Each commodity has its own advantages as money. Goats and cattle are still used occasionally as money; they will transport themselves to the marketplace, but it was not practical to spend a fraction of a goat. You had to use something else for “small change”.

Grains were easily divided down to the smallest fraction for small purchases. However, grains would eventually spoil, and very quickly if they got wet and turned moldy. For large purchases, transporting enough grain for trade became difficult.

People soon decided that metals were the most convenient form of money. Precious metals made it possible to carry enough money for large purchases. Cheaper metals made it convenient to make smaller purchases. Gold, silver, and copper coins became the commonest form of money.
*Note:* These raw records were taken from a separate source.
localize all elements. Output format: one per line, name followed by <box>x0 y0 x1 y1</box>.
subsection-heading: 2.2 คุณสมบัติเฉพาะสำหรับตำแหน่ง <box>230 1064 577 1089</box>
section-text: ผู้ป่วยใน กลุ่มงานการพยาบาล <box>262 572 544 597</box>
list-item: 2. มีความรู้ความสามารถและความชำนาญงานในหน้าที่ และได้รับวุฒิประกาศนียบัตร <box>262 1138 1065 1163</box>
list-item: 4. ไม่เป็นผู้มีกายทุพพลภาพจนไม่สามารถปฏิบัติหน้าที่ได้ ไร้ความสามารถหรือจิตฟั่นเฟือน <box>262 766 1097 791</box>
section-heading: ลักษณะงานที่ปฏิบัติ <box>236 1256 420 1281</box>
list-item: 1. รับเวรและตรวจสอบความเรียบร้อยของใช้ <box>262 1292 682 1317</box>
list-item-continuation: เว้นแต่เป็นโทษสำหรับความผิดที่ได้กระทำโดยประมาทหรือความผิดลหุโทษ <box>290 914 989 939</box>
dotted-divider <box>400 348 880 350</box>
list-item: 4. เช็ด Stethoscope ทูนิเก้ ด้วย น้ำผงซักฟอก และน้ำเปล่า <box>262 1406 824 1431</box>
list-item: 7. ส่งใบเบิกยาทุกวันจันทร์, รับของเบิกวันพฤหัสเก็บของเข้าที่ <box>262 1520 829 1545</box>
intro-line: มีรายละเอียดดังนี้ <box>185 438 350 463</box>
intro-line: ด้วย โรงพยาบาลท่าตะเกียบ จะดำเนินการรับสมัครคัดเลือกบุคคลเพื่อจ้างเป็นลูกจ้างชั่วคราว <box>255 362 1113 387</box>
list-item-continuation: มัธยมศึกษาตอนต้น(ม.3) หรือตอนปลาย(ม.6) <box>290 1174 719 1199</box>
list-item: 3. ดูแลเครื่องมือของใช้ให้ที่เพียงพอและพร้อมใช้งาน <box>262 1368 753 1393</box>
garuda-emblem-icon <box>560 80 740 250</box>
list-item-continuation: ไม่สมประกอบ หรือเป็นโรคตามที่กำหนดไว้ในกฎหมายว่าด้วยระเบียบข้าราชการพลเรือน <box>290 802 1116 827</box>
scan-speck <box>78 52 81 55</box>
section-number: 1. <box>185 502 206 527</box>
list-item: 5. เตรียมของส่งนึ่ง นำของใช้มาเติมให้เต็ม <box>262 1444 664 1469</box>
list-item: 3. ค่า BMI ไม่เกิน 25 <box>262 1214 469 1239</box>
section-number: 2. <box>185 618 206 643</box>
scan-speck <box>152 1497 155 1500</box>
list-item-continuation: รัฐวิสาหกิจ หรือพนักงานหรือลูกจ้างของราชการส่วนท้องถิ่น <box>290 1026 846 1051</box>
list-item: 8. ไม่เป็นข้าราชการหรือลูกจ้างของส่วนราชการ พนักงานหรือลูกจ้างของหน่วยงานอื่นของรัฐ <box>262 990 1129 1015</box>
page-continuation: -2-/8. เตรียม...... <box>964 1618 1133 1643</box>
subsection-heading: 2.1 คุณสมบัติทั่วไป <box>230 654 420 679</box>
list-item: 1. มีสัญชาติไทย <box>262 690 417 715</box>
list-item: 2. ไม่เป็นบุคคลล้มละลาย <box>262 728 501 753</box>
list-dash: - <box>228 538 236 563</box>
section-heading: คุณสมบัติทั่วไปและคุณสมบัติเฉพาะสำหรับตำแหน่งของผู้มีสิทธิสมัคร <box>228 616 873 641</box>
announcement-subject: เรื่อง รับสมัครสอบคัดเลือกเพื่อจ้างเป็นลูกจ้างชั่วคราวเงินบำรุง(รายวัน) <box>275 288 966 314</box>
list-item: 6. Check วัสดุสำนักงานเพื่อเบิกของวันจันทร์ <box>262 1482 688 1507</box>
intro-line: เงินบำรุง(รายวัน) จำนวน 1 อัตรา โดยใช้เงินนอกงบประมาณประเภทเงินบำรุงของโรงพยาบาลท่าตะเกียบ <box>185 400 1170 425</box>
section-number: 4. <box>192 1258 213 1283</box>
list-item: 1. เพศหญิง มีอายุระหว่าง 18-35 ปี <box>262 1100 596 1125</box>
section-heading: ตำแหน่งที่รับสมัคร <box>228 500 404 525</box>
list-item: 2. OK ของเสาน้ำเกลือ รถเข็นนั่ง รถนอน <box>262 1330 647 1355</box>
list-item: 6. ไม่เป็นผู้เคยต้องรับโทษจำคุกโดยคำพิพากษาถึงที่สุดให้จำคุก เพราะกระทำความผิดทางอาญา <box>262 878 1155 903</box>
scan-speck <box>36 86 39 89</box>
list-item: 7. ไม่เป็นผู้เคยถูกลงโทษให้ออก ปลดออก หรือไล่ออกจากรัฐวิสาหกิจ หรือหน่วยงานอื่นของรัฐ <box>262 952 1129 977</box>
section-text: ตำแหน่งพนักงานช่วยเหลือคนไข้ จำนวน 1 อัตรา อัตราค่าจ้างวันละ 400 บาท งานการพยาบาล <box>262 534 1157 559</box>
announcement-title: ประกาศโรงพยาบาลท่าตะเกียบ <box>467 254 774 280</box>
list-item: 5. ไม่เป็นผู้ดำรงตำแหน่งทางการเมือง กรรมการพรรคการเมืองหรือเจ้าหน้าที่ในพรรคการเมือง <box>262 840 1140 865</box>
This was the free choice of the marketplace, made many times in many places, and the choice withstood the test of time. Of the 3 metals, the subjective value of gold has long proven to be the most stable. Thus in the case of the circulation of coins of all three metals, coins of silver and copper can be treated as token coins. Token coins can be made of even cheaper metals, or of paper. They circulate on faith that they can be redeemed in gold.

The physical and chemical properties of gold make them useful for many things. Gold doesn’t corrode in the way that iron rusts, and copper and silver tarnish. For this reason, gold makes excellent jewelry. This would make it a best choice for many purposes, but its scarcity makes it too expensive for many purposes, so other more common and cheaper materials are usually used.

Gold is an excellent electrical conductor. It is used in microcircuit chips in very small quantities, but for distributing electric power cheaper metals are used.

For whatever reason, the free market, through many centuries, has chosen gold as the best material to use as money.

As money, the scarcity of gold is an advantage. Millions of people over thousands of years have searched the earth for gold. There is little chance that anyone will ever find a source of gold, easily enough extracted, that it will make a sudden big addition to the gold already mined and refined.

So the available stock of gold in the world increases very only slowly. This means that the price of gold depends primarily on the demand, and the value of the money used to buy it. It is not subject to the whims of banks or politicians. They can’t create gold to rob us by counterfeiting.